A motion to change is the court process you go through when you want a judge to change a court order or separation agreement that has been filed with the court. Sometimes a motion to change is also called a variation.

non-removal order

A non-removal order is an order a court makes to prevent one or both parents from taking their child out of a specified area, for example, the country or province.

offer to settle

An offer to settle is a written document that is sent by one party to the other party that says what they are willing to agree to in order to settle all or part of the issues.

settlement conference

A settlement conference is a meeting between a judge, the parties, and their lawyers if they have any. The purposes of a settlement conference include:

talking about ways to solve those issues without going to a trial
if possible, obtaining the judge’s view of how the court might decide the case
thinking about any matter that may help solve the case

misconduct

You don’t get Employment Insurance (EI) benefits if you were fired because of misconduct.
Misconduct usually means doing something wrong on purpose.
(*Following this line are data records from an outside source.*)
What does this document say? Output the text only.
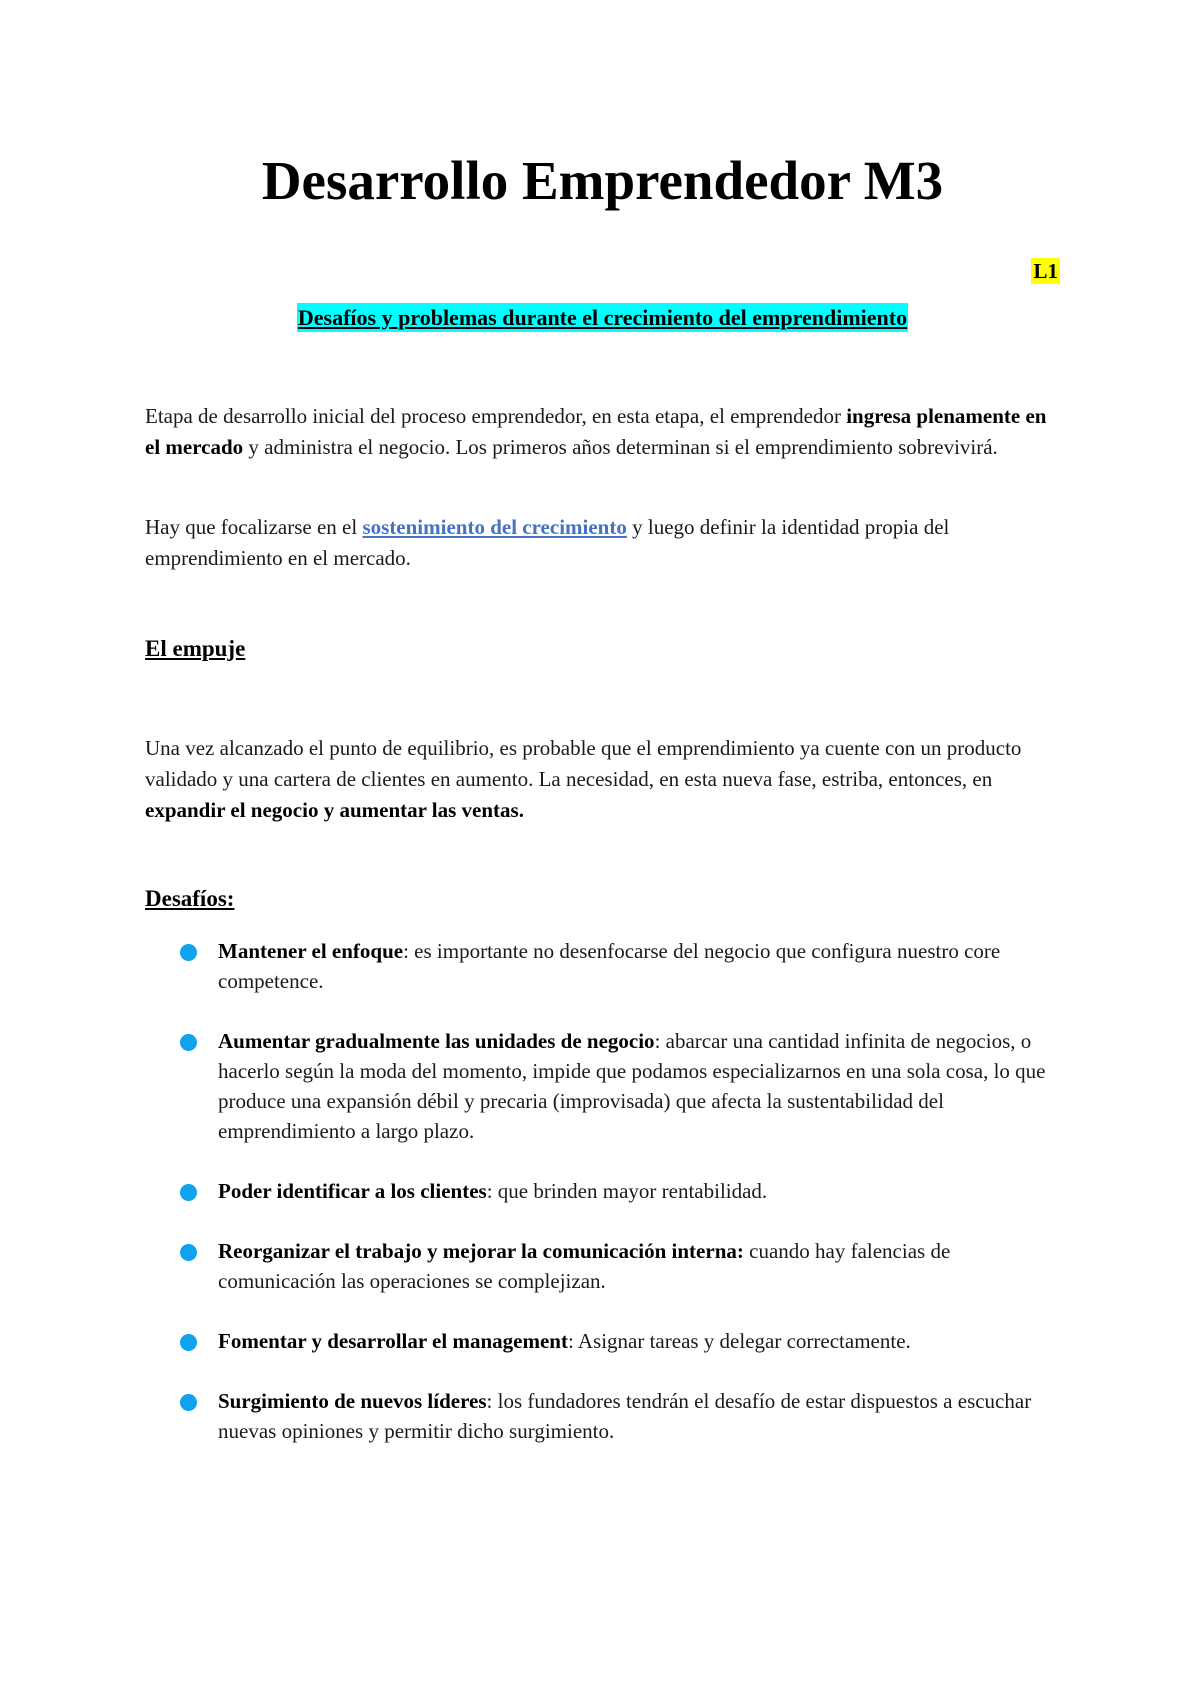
Desarrollo Emprendedor M3
L1
Desafíos y problemas durante el crecimiento del emprendimiento

Etapa de desarrollo inicial del proceso emprendedor, en esta etapa, el emprendedor ingresa plenamente en el mercado y administra el negocio. Los primeros años determinan si el emprendimiento sobrevivirá.

Hay que focalizarse en el sostenimiento del crecimiento y luego definir la identidad propia del emprendimiento en el mercado.

El empuje

Una vez alcanzado el punto de equilibrio, es probable que el emprendimiento ya cuente con un producto validado y una cartera de clientes en aumento. La necesidad, en esta nueva fase, estriba, entonces, en expandir el negocio y aumentar las ventas.

Desafíos:
Mantener el enfoque: es importante no desenfocarse del negocio que configura nuestro core competence.
Aumentar gradualmente las unidades de negocio: abarcar una cantidad infinita de negocios, o hacerlo según la moda del momento, impide que podamos especializarnos en una sola cosa, lo que produce una expansión débil y precaria (improvisada) que afecta la sustentabilidad del emprendimiento a largo plazo.
Poder identificar a los clientes: que brinden mayor rentabilidad.
Reorganizar el trabajo y mejorar la comunicación interna: cuando hay falencias de comunicación las operaciones se complejizan.
Fomentar y desarrollar el management: Asignar tareas y delegar correctamente.
Surgimiento de nuevos líderes: los fundadores tendrán el desafío de estar dispuestos a escuchar nuevas opiniones y permitir dicho surgimiento.
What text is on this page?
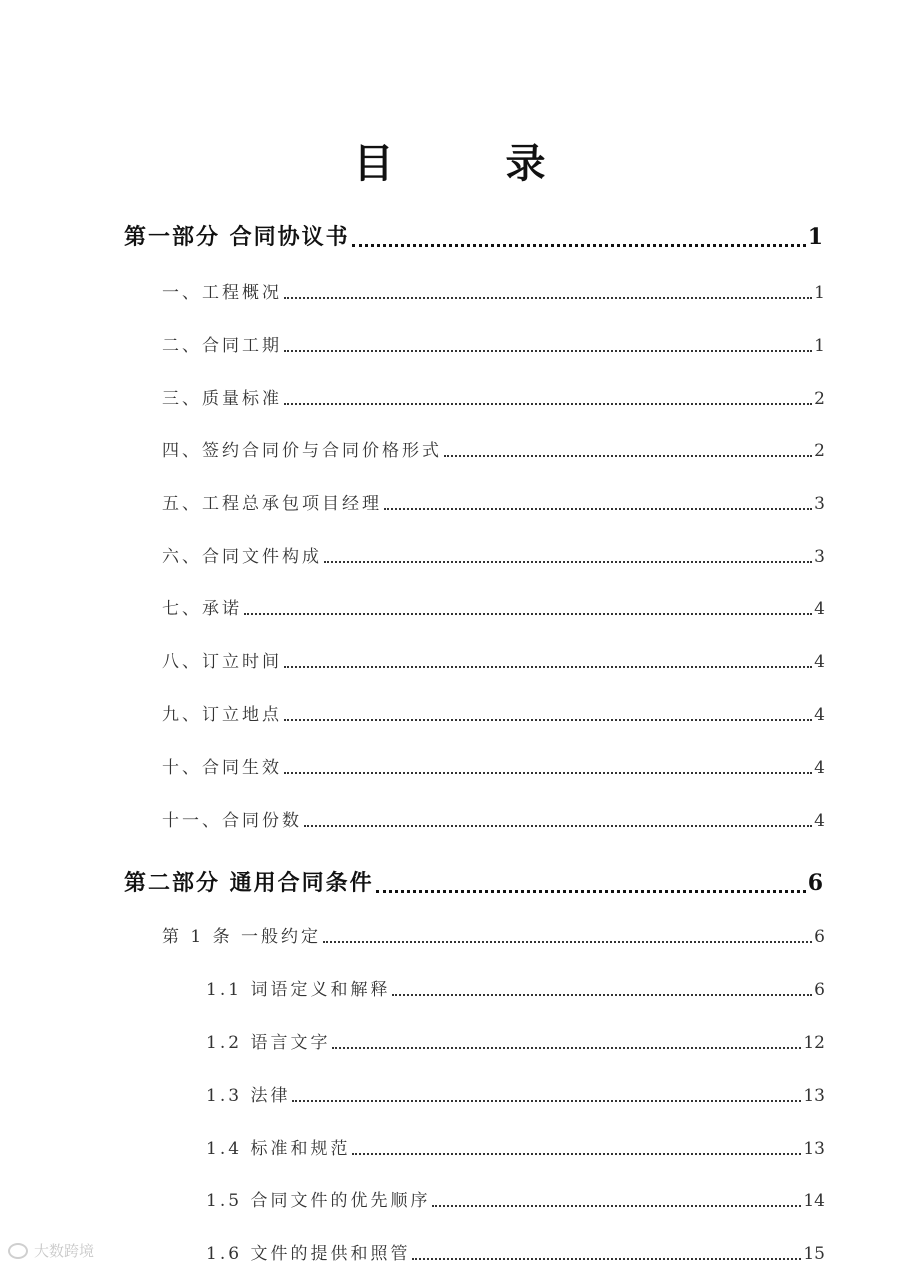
目　录
第一部分 合同协议书	1
一、工程概况	1
二、合同工期	1
三、质量标准	2
四、签约合同价与合同价格形式	2
五、工程总承包项目经理	3
六、合同文件构成	3
七、承诺	4
八、订立时间	4
九、订立地点	4
十、合同生效	4
十一、合同份数	4
第二部分 通用合同条件	6
第 1 条 一般约定	6
1.1 词语定义和解释	6
1.2 语言文字	12
1.3 法律	13
1.4 标准和规范	13
1.5 合同文件的优先顺序	14
1.6 文件的提供和照管	15
大数跨境
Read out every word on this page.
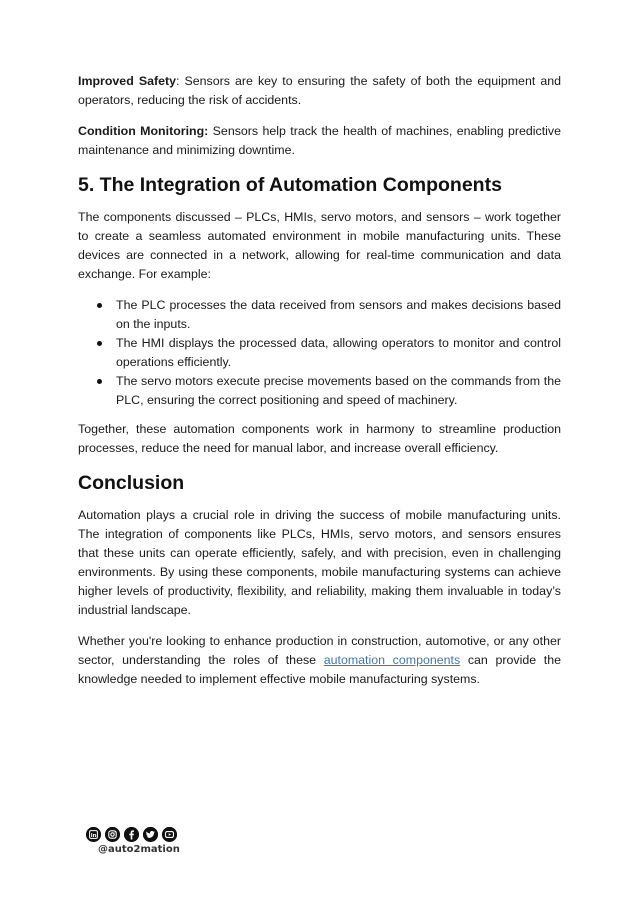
Improved Safety: Sensors are key to ensuring the safety of both the equipment and operators, reducing the risk of accidents.

Condition Monitoring: Sensors help track the health of machines, enabling predictive maintenance and minimizing downtime.

5. The Integration of Automation Components

The components discussed – PLCs, HMIs, servo motors, and sensors – work together to create a seamless automated environment in mobile manufacturing units. These devices are connected in a network, allowing for real-time communication and data exchange. For example:

The PLC processes the data received from sensors and makes decisions based on the inputs.
The HMI displays the processed data, allowing operators to monitor and control operations efficiently.
The servo motors execute precise movements based on the commands from the PLC, ensuring the correct positioning and speed of machinery.

Together, these automation components work in harmony to streamline production processes, reduce the need for manual labor, and increase overall efficiency.

Conclusion

Automation plays a crucial role in driving the success of mobile manufacturing units. The integration of components like PLCs, HMIs, servo motors, and sensors ensures that these units can operate efficiently, safely, and with precision, even in challenging environments. By using these components, mobile manufacturing systems can achieve higher levels of productivity, flexibility, and reliability, making them invaluable in today’s industrial landscape.

Whether you're looking to enhance production in construction, automotive, or any other sector, understanding the roles of these automation components can provide the knowledge needed to implement effective mobile manufacturing systems.

in
@auto2mation
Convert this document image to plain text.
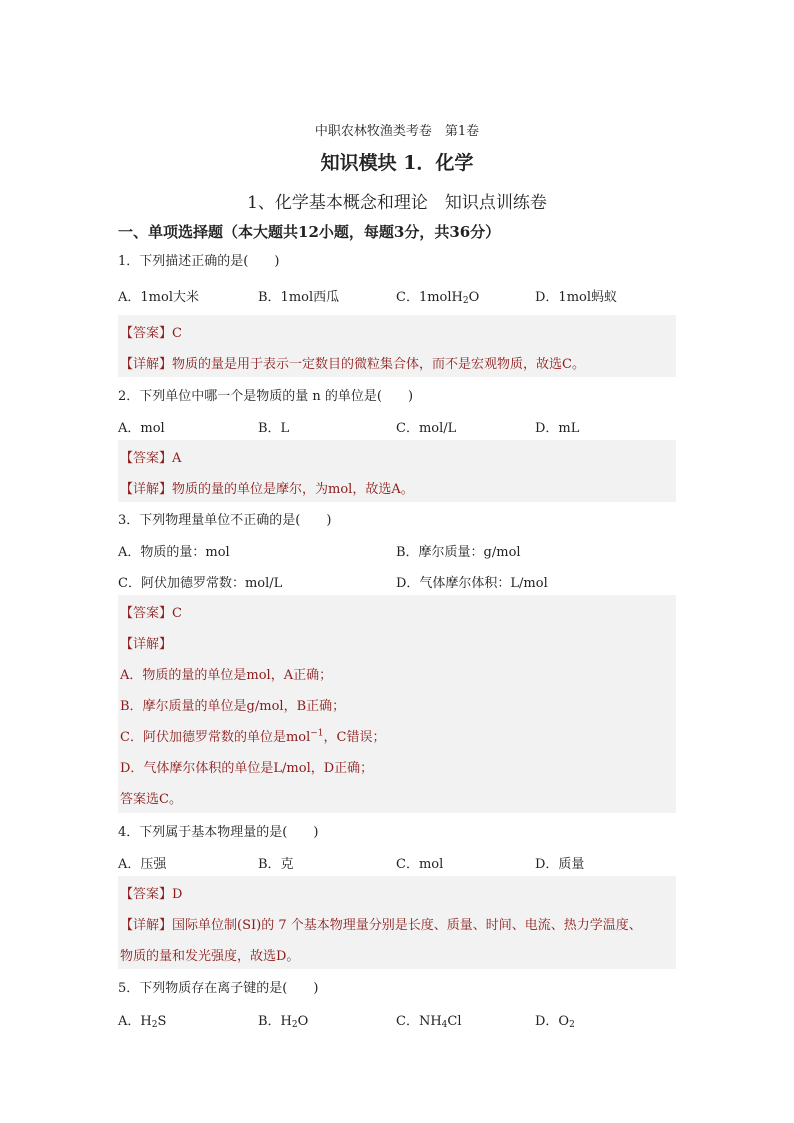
中职农林牧渔类考卷　第1卷
知识模块 1．化学
1、化学基本概念和理论　知识点训练卷
一、单项选择题（本大题共12小题，每题3分，共36分）
1．下列描述正确的是(　　)
A．1mol大米	B．1mol西瓜	C．1molH$_2$O	D．1mol蚂蚁
【答案】C
【详解】物质的量是用于表示一定数目的微粒集合体，而不是宏观物质，故选C。
2．下列单位中哪一个是物质的量 n 的单位是(　　)
A．mol	B．L	C．mol/L	D．mL
【答案】A
【详解】物质的量的单位是摩尔，为mol，故选A。
3．下列物理量单位不正确的是(　　)
A．物质的量：mol	B．摩尔质量：g/mol
C．阿伏加德罗常数：mol/L	D．气体摩尔体积：L/mol
【答案】C
【详解】
A．物质的量的单位是mol，A正确；
B．摩尔质量的单位是g/mol，B正确；
C．阿伏加德罗常数的单位是mol$^{-1}$，C错误；
D．气体摩尔体积的单位是L/mol，D正确；
答案选C。
4．下列属于基本物理量的是(　　)
A．压强	B．克	C．mol	D．质量
【答案】D
【详解】国际单位制(SI)的 7 个基本物理量分别是长度、质量、时间、电流、热力学温度、
物质的量和发光强度，故选D。
5．下列物质存在离子键的是(　　)
A．$H_2S$	B．$H_2O$	C．$NH_4Cl$	D．$O_2$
It’s more than not being able to do the job well. Here are some examples that might be misconduct:

threatening or violent behaviour
destroying company property on purpose
being late or away from work without permission
disobeying an order from your employer

Your employer might be wrong about what the law says is misconduct.

access

Access used to mean the time a parent spends with a child they usually don’t live with. For most family law cases, the term “access” has changed to parenting time. Now, all parents usually have parenting time. If you have a child protection case, the term access may still be used.